Summarization of your recent gmail emails hacked onto llama.cpp

Primary LanguageCMIT LicenseMIT

Email summarizer hacked into llama.cpp. Extremely hacky. Probably someone somewhere has already done this with langchain, but man does langchain have a lot of confusing stuff piled up. This is a nice simple pair of C++ binaries with no special dependencies - just like the wonderful llama.cpp itself. Boy have things gotten interesting the past couple of months! I wonder what it'll look like in a year :O

The relevant files are:

  • fetch_email_batch.py: Does the IMAP stuff, and does its best to yank plain text out of the email bodies. Writes those cleaned bodies into emails/.
  • llama.cpp's examples/main, hacked up to just take in a prompt, do the LLM magic, and print to stdout.
  • email_summary_getter.cpp: Calls fetch_email_batch.py, feeds the written email bodies into the modified main, writes the results into email_summaries/.

See https://developers.google.com/identity/protocols/oauth2 and/or https://github.com/google/gmail-oauth2-tools/blob/master/python/oauth2.py for how to get yourself an OAuth2 setup that Google will let you access your gmail inbox with. Then mkdir in here a directory called "sensitive" and fill in the files sensitive/emailaddr.txt, sensitive/client_secret.txt, sensitive/refreshtoken.txt, and sensitive/app_url.txt.

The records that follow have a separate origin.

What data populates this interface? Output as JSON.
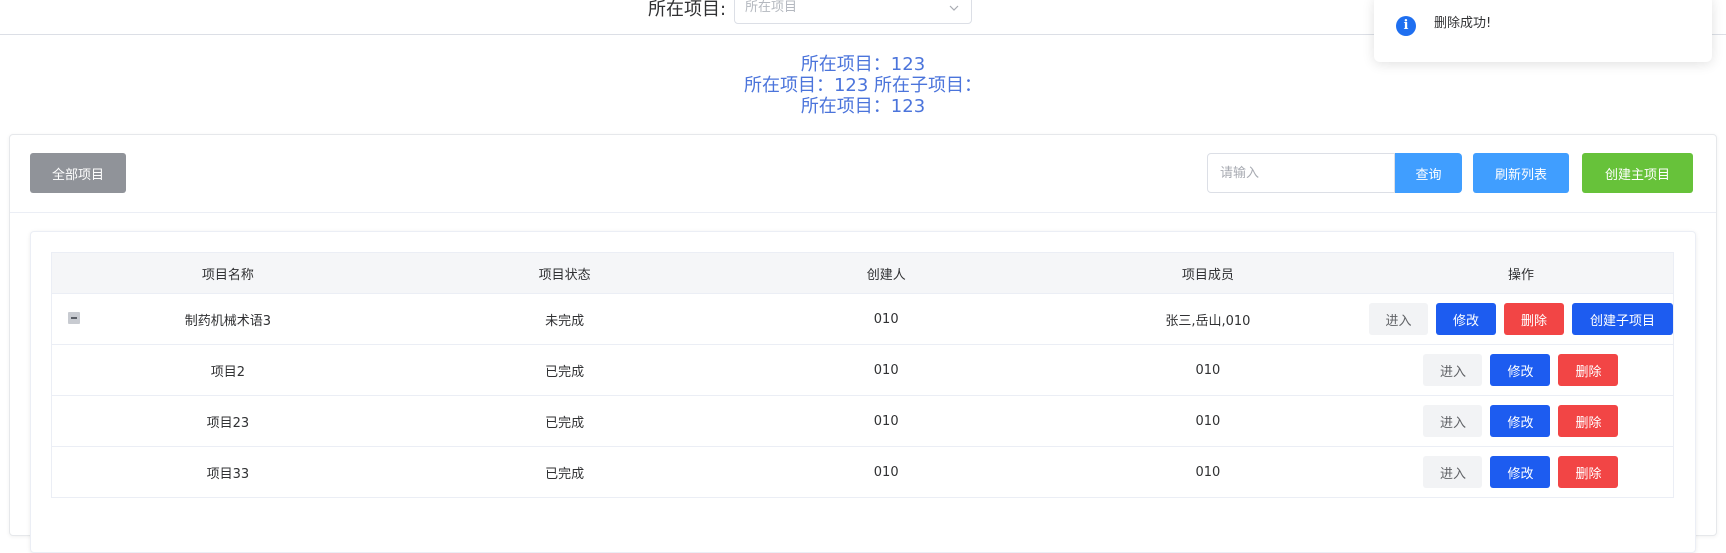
{
  "topbar": {
    "label": "所在项目:",
    "select_placeholder": "所在项目"
  },
  "info_lines": [
    "所在项目：123",
    "所在项目：123 所在子项目：",
    "所在项目：123"
  ],
  "toast": {
    "message": "删除成功!"
  },
  "toolbar": {
    "all_projects": "全部项目",
    "search_placeholder": "请输入",
    "query": "查询",
    "refresh": "刷新列表",
    "create_main": "创建主项目"
  },
  "table": {
    "headers": [
      "项目名称",
      "项目状态",
      "创建人",
      "项目成员",
      "操作"
    ],
    "rows": [
      {
        "name": "制药机械术语3",
        "status": "未完成",
        "creator": "010",
        "members": "张三,岳山,010"
      },
      {
        "name": "项目2",
        "status": "已完成",
        "creator": "010",
        "members": "010"
      },
      {
        "name": "项目23",
        "status": "已完成",
        "creator": "010",
        "members": "010"
      },
      {
        "name": "项目33",
        "status": "已完成",
        "creator": "010",
        "members": "010"
      }
    ],
    "actions": {
      "enter": "进入",
      "edit": "修改",
      "delete": "删除",
      "create_child": "创建子项目"
    }
  }
}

Once you have all that OAuth2 stuff set up, a simple make && ./email_summary_getter ought to write summaries of your last 5 days of email into email_summaries.

Oh you should also mkdir emails email_summaries in here. Finally, set up a gmail filter action thing to apply a tag called "p" to all messages you want this setup to actually see. (Or change the argument to imap_conn.select() in fetch_email_batch.py to whatever label you want, or no label at all for everything.)

And the file ../LLModels/gpt4-x-alpaca-native-13B-ggml_q4_1.bin needs to exist relative to this directory.